Command '('microk8s-juju.wrapper', 'deploy', 'kubeflow', '--channel', 'stable', '--overlay', '/tmp/tmpu9t_xu6d')' returned non-zero exit status 1
Failed to enable kubeflow

I am running behind a proxy and seems to be some issue related to that.

knkski commented 4 years ago

@praveen049: Yeah, that could definitely be a proxy issue. @ktsakalozos, do you know how we should handle that?

knkski commented 4 years ago

@praveen049: Can you post the output from KUBEFLOW_DEBUG=true microk8s.enable kubeflow? That should output some more useful information

praveen049 commented 4 years ago

@knkski

Attaching the debug output microk8s-debug-27Nov.txt

ktsakalozos commented 4 years ago

@wallyworld, how would we put the pods subnet in no-proxy? Looking at https://discourse.jujucharms.com/t/configuring-models/1151 no-proxy does not take a CIDR notation so it can not fit a /16 network. What about juju-no-proxy? Could we use that one?

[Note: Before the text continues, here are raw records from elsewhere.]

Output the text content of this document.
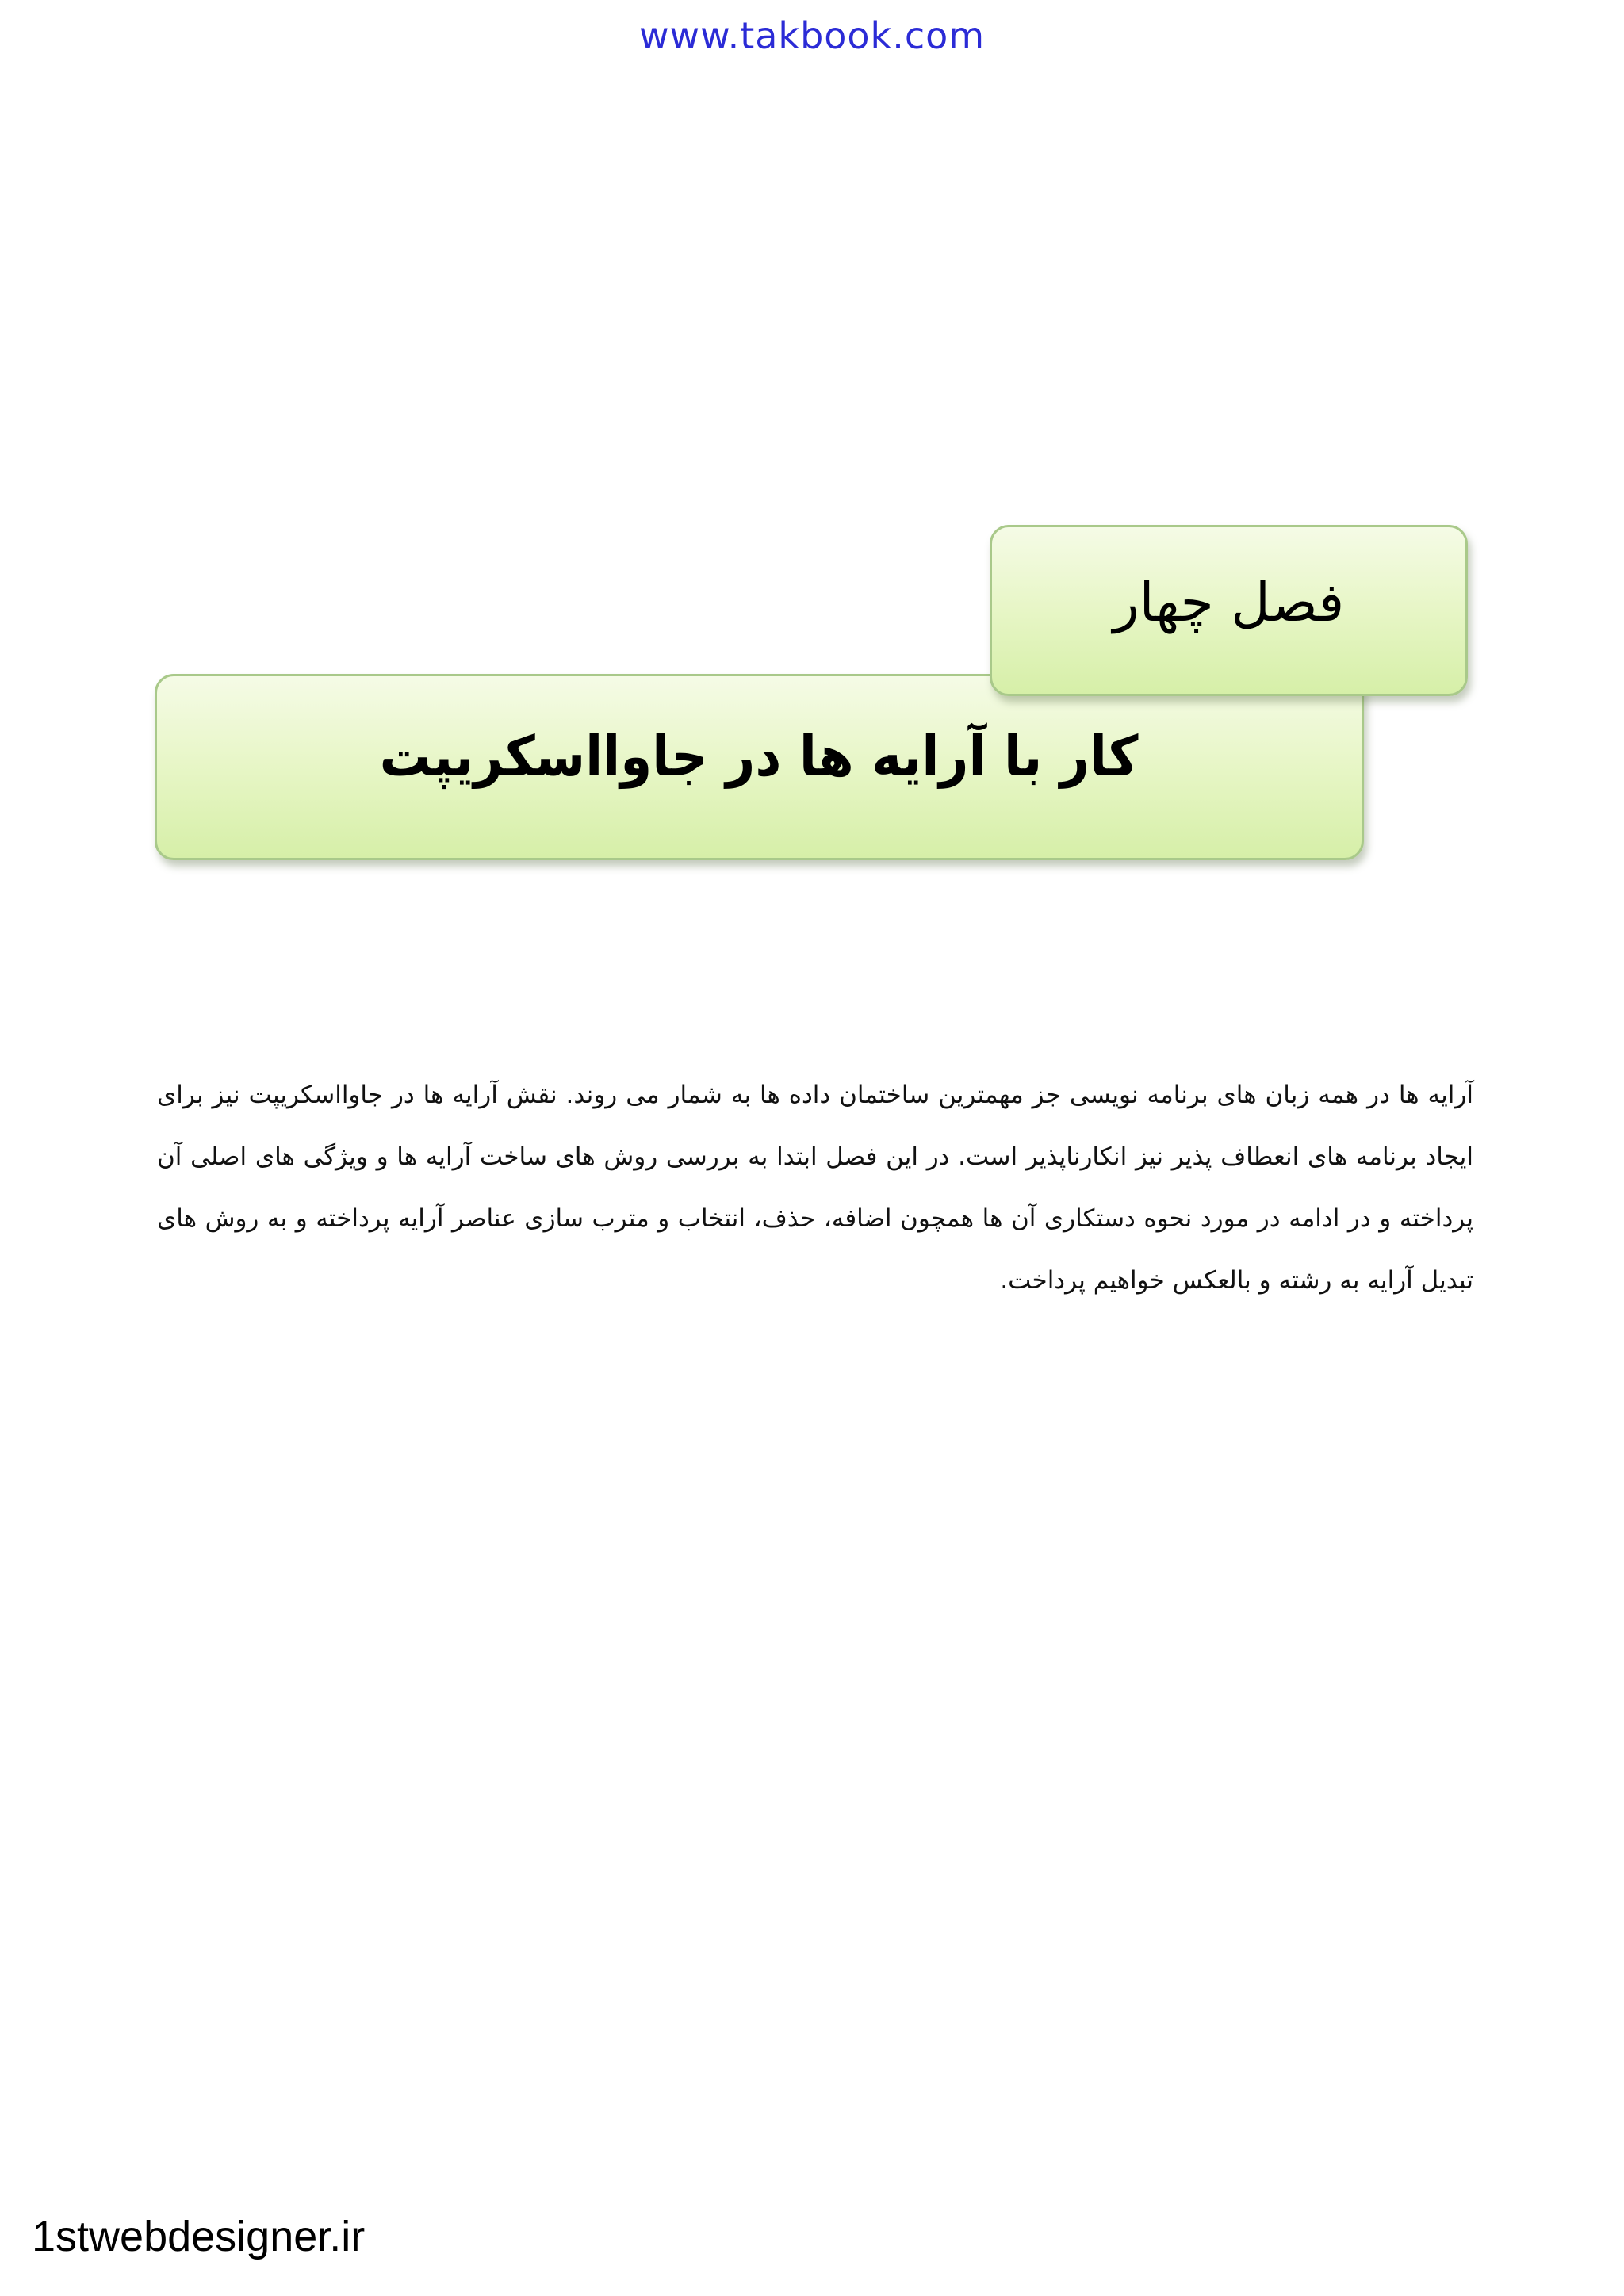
www.takbook.com
کار با آرایه ها در جاوااسکریپت
فصل چهار

آرایه ها در همه زبان های برنامه نویسی جز مهمترین ساختمان داده ها به شمار می روند. نقش آرایه ها در جاوااسکریپت نیز برای ایجاد برنامه های انعطاف پذیر نیز انکارناپذیر است. در این فصل ابتدا به بررسی روش های ساخت آرایه ها و ویژگی های اصلی آن پرداخته و در ادامه در مورد نحوه دستکاری آن ها همچون اضافه، حذف، انتخاب و مترب سازی عناصر آرایه پرداخته و به روش های تبدیل آرایه به رشته و بالعکس خواهیم پرداخت.

1stwebdesigner.ir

praveen049 commented 4 years ago

@ktsakalozos @wallyworld @knkski

Hi, Any suggestions on how to address this proxy issue ?

Thanks

wallyworld commented 4 years ago

I think juju-no-proxy may work, but in practice it can be hit and miss depending on the environment in which stuff is running.

msnidal commented 4 years ago

Just wanted to add in case anybody got here from Google that in my case, the problem was that I had a folder kubeflow in my home directory from a previous installation (now on 1.17/stable) and the juju command was therefore ambiguous between cs:kubeflow and my local folder. I found this by setting KUBEFLOW_DEBUG=true and saw this message:

/build/juju/parts/juju/go/src/github.com/juju/juju/cmd/juju/application/deploy.go:1340: The charm or bundle "kubeflow" is ambiguous.

Therefore, I just change to a different directory to run and that fixed it, Kubeflow then deployed perfectly.